The company made their message clear midway through the night as
two rice farmers ““ one American and one Balinese ““
bumped into each other, sparking a comic dialogue about how
scientific advances have increased grain production into a highly
profitable industry, even as the farmers’ conditions remain
meager.
The 11-person troupe will perform the show for free at the
Fowler Museum Amphitheater this Friday, Oct. 3 at noon, in
association with USAC.
The UCLA engagement is an appropriate closing of the Traveling
Theater’s tour since the idea for the collaboration began at
UCLA with the Fowler exhibit “The Art of Rice: Spirit and
Sustenance in Asia.”
Presented like a sampler platter of Eastern arts, the program
shows each individual on stage retaining his or her unique culture
in a symbiotic community.
Judy Mitoma, the director of the UCLA Center for
Intercultural Performance and program director of “The Art of
Rice,” welcomed the opportunity to introduce the differing
artists to each other.
“Artists can often feel very isolated, so the project gave
them a chance to actually create new friendships and bonds both
professionally and artistically,” Mitoma said. “They
developed new creative strategies, new techniques of performance
and new staging of ideas.”
Swinging alongside the political commentary is a vibrant
festival of dance styles, from the abstract modern/postmodern
performance by Cheng-Chieh Yu and Roko Kawai, to the unpredictable
Chinese theater choreography of Peng Jingquan.

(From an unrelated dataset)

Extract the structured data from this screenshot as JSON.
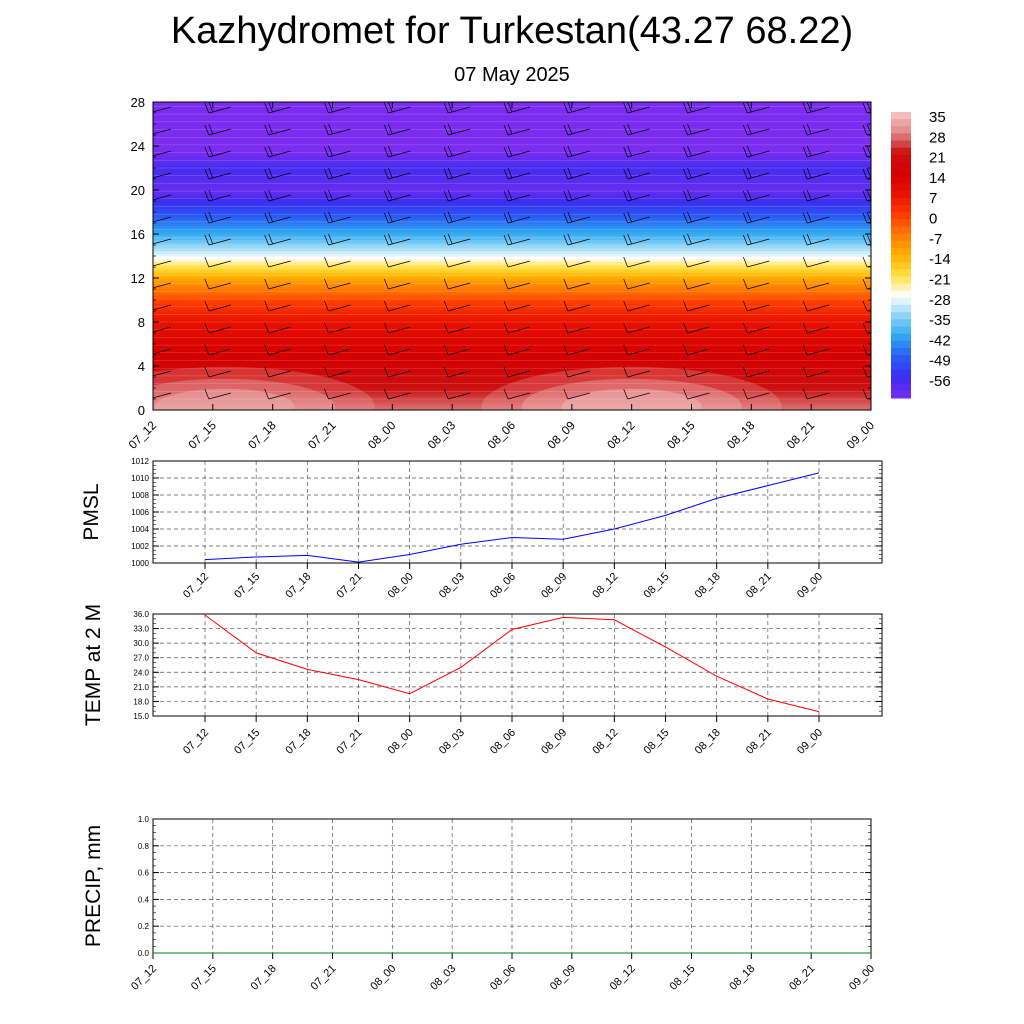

South Indian Kathakali dance artist Ettumanoor Kannan
Parameswaran exercises impressive control of his facial muscles
with twitching eyebrows and lips to the rhythm of a snake’s
rattle in the piece “Nature.” Parameswaran’s
dramatic eye movements as a water serpent match the physical energy
of Yu’s graceful sunbird character as she joins him in
gliding across the stage.
Many of the pieces are sung in a foreign language or lack vocal
narration. In these cases, music is the international language.
When taiko drummer Kenny Endo, gamelan musician I Dewa Putu Berata
and Burmese drum-circle artist Kyaw Kyaw Naing aren’t center
stage layering breakbeats, the composers melt synergistically with
the dancer’s rhythm. Fluid arm gestures roll along to the
melodic bell chimes of the gamelan music, while wind instruments
mimic sounds of nature.
Using projected images of rice fields, shadow puppets evolve
into a versatile multimedia space.
One minute a family of ducks bobs against a lush green
background amid the soothing patter of drums, and a minute later,
the shadow of a pot-bellied figure resembling the personality of a
crooked car salesman bids to the Balinese masked farmer on stage
for his rice fields.
The performance ends with a piece similar to how it began. The
opening displays the company members isolated from one another on
separate mats performing their own rice story on their individual
mat spaces. To close the piece, the company members walk
hand-in-hand off the stage with their mats piled on top of one
another.
The cyclical motion of the narrative signals the regeneration of
nature, with a message of hope and the celebration of life.